Entonces pensé en él. Recordé que él seguía allí, esperándome, esperando una conclusión, una respuesta. Pero yo ya no sabía qué era lo que quería ni por qué se había acercado a mí. Me encontraba tal y como en el principio. Sin saber qué hacer con esos sentimientos, allí, en ese sitio maldito, lleno de muerte y de oscuridad, testigo de odio y de injusticia, no pude hacer más que echarme a llorar. Y lloré y lloré. Lloré como no lo hice en el hospital, como no lo hice en casa de José y Paqui, como no lo hice el día que llegué a Arucas, como no lo hice cuando me di cuenta de que ni mamá ni papá me iban a llamar más, como no lo hice cuando Daniel me dejó. Y al acordarme de Daniel, ya no veía su cara. Veía la foto de Francisco sentado en el muro, posando con sus hermanos. Y visualizaba a Jesús y los miles de caras que le había inventado. Y mientras todo esto pasaba por mi cabeza, se repetían mis reflexiones sobre la crueldad, la violencia, la justicia que nunca llegaba o llegaba demasiado tarde. Yo había intentado ser un justiciero y había fracasado.
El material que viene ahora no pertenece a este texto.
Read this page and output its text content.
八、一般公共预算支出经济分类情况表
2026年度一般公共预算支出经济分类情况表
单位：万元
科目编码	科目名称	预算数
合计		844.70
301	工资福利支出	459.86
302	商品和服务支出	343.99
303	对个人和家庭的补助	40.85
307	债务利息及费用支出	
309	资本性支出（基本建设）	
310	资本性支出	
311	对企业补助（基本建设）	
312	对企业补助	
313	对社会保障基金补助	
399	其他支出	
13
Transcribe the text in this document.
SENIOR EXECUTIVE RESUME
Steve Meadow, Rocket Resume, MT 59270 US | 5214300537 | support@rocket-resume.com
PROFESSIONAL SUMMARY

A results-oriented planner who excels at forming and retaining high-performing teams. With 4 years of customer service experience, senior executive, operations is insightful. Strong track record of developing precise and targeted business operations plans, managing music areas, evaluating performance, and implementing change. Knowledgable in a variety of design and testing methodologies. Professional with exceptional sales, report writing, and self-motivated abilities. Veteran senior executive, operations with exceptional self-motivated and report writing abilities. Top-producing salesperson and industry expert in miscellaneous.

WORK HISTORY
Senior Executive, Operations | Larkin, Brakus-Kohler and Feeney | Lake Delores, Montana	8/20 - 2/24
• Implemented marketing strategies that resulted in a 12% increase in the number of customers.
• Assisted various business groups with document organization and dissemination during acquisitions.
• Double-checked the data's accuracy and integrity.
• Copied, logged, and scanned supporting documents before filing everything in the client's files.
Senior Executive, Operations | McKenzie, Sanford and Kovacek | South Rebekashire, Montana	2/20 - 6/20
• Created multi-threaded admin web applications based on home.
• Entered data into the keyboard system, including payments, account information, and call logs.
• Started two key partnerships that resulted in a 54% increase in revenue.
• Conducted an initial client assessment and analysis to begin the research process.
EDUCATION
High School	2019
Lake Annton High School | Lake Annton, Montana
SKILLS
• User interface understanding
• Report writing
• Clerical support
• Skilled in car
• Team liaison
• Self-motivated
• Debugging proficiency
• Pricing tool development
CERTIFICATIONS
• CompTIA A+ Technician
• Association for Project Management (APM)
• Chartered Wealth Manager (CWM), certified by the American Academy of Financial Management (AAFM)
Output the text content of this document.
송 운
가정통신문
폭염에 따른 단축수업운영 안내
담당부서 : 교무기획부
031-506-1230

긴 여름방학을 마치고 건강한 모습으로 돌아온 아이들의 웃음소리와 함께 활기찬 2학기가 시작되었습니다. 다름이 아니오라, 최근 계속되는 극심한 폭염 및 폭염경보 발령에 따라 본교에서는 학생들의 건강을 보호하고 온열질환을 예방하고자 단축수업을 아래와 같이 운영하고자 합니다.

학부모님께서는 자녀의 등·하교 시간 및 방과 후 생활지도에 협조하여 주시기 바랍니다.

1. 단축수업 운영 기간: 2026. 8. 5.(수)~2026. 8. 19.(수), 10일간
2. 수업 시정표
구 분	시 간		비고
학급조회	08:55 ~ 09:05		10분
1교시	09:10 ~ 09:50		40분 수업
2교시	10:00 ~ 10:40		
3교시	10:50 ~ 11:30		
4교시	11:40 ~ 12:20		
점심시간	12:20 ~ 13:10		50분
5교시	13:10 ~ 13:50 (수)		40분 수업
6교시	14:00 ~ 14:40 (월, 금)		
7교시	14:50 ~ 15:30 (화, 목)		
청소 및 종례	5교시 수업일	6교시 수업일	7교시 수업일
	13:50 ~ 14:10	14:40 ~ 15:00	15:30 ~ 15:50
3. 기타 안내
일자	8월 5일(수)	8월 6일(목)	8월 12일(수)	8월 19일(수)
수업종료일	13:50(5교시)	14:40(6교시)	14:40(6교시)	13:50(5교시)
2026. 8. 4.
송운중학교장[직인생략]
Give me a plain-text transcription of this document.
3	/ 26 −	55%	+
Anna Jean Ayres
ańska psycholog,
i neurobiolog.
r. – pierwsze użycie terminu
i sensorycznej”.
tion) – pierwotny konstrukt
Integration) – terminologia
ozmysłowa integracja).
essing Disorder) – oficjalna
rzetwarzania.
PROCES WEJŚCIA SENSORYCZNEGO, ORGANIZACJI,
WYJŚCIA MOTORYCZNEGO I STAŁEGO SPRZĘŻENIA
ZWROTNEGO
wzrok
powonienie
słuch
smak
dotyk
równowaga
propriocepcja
Cuando logré estabilizarme de nuevo y respirar hondo, decidí que volvería a casa sin saber cómo enfrentarme a lo que allí me esperaba. Entonces, cuando ya me iba, tropecé accidentalmente con un pedrusco que había confundido con una parte del suelo, aunque por suerte logré mantener el equilibrio y no caerme y no sin antes maldecirme. No obstante, cuando miré el boquete que había dejado la piedra en el suelo, algo que me llamó la atención. En ese pequeño boquete, semienterrada entre el polvo y la tierra, a pocos metros del pozo había una forma pequeña y redonda, como del tamaño de una moneda de euro. Decidí agacharme y recogerla con cuidado, movido por la curiosidad. Cuando la limpié un poco, vi que estaba sucia, marrón, oxidada y apenas se distinguía lo que realmente era. En medio de mis adivinaciones decidí compararla con el ancho de mi dedo: el tamaño era casi perfecto, como para ir alrededor del dedo de hombre. En mi cabeza surgió la posibilidad de que fuera algo que pertenecía a alguno de los asesinados, aunque lo creía poco probable por las labores arqueológicas que allí se habían llevado a cabo. Al menos eso pensé hasta que me fijé atentamente en los pocos detalles que todavía se podían notar y vi que tenía unas letras grabadas en la parte interna. Mi corazón dio un vuelco. ¿Será posible…? No podía ser cierto. Sin embargo, se veía claramente. Las letras, aunque semiocultas por el desgaste del metal, formaban el nombre Francisco, grabado con una hermosa caligrafía.
Tras comprender qué podía ser lo que sostenía en mi mano, logré sentirme mucho más tranquilo porque ahora por lo menos tenía algo con lo que regresar a casa. Sin dudar ni un segundo más, me metí el anillo en el bolsillo y comencé a subir la cuesta para regresar al coche e irme a casa.